Un défi technologique

La grande répétition générale de la première journée de l'exercice s'achève à l'instant. Je n'ai pas vu le temps passer, entre les meetings, les briefings et autres événements aux mêmes consonances, et bien entendu mon bureau, sans lequel je ne sers effectivement pas à grand chose. Tout le monde tire un bilan positif de ces dernières heures, parce qu'elles ont surtout permis de prendre les contacts nécessaires avec les commandemements voisins et les unités subordonnées. La proximité due à l'exercice facilite notablement les choses : il suffit en effet de marcher quelque 20 mètres pour se rendre dans le QG de la composante navale, qui dans la réalité se trouverait en mer, à bord de l'USS Mount Whitney. Idem pour la composante aérienne, située dans le bâtiment voisin, et non dans une autre ville comme dans le scénario de l'exercice.

Cette centralisation est cependant une exception, et les différents participants sont au contraire répartis à l'échelle du continent. Cet après-midi, j'ai ainsi assisté à la première vidéoconférence entre le commandant de la composante terrestre et ses subordonnés directs ; soit la première brigade en Suisse (à Lucerne), la troisième brigade en Ukraine, la quatrième brigade en France, la cinquième brigade en Slovénie, le sixième bataillon en Irlande et le septième groupement de combat (de taille régimentaire) ailleurs en Suède. Les différents commandants pouvaient ainsi se voir et se parler, avec un son de grande qualité et une image assez saccadée, pour échanger leur opinion sur la situation et transmettre certaines demandes précises. Installer et entretenir un tel réseau de communications implique des efforts considérables.

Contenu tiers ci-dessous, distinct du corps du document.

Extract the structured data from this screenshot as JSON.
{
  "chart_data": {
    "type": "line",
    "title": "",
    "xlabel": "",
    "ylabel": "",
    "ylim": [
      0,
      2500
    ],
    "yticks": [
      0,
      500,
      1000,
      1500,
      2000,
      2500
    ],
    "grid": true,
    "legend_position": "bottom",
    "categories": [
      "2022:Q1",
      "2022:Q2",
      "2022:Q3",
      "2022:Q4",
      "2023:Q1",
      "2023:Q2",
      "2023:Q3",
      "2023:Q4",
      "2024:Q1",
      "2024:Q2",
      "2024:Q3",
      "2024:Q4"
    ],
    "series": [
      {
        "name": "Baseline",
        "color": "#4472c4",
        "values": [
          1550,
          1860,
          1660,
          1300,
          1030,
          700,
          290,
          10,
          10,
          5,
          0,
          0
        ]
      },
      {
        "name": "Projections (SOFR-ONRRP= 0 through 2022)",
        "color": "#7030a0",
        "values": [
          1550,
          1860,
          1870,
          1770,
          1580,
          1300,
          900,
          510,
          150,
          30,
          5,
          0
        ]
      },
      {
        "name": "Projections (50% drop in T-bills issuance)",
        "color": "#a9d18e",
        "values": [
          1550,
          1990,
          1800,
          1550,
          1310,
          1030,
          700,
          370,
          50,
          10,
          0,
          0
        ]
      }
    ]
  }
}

Pour cet exercice, c'est un réseau gigantesque qui d'ailleurs a été mis sur pied. Chaque participant dispose en effet d'un accès personnel à un ensemble de répertoires virtuels dans lequel tous les documents sont disponibles. Il ainsi possible de regarder les documents établis ou obtenus par la cellule rens d'un quelconque commandement pour trouver les informations les plus fraîches. Et comme ce sont en tout quatre niveaux différents qui sont joués dans l'exercice (force de circonstance multinationale interforces, soit CJTF, composante de force, brigade et bataillon), le tout est d'une complexité majeure. Evidemment, le réseau a parfois du mal à répondre aux demandes de ses utilisateurs, même si ces derniers ont l'interdiction d'échanger des fichiers attachés sur l'e-mail interne dont ils disposent (mon adresse actuelle est ainsi [email protected] - il y a plus simple !).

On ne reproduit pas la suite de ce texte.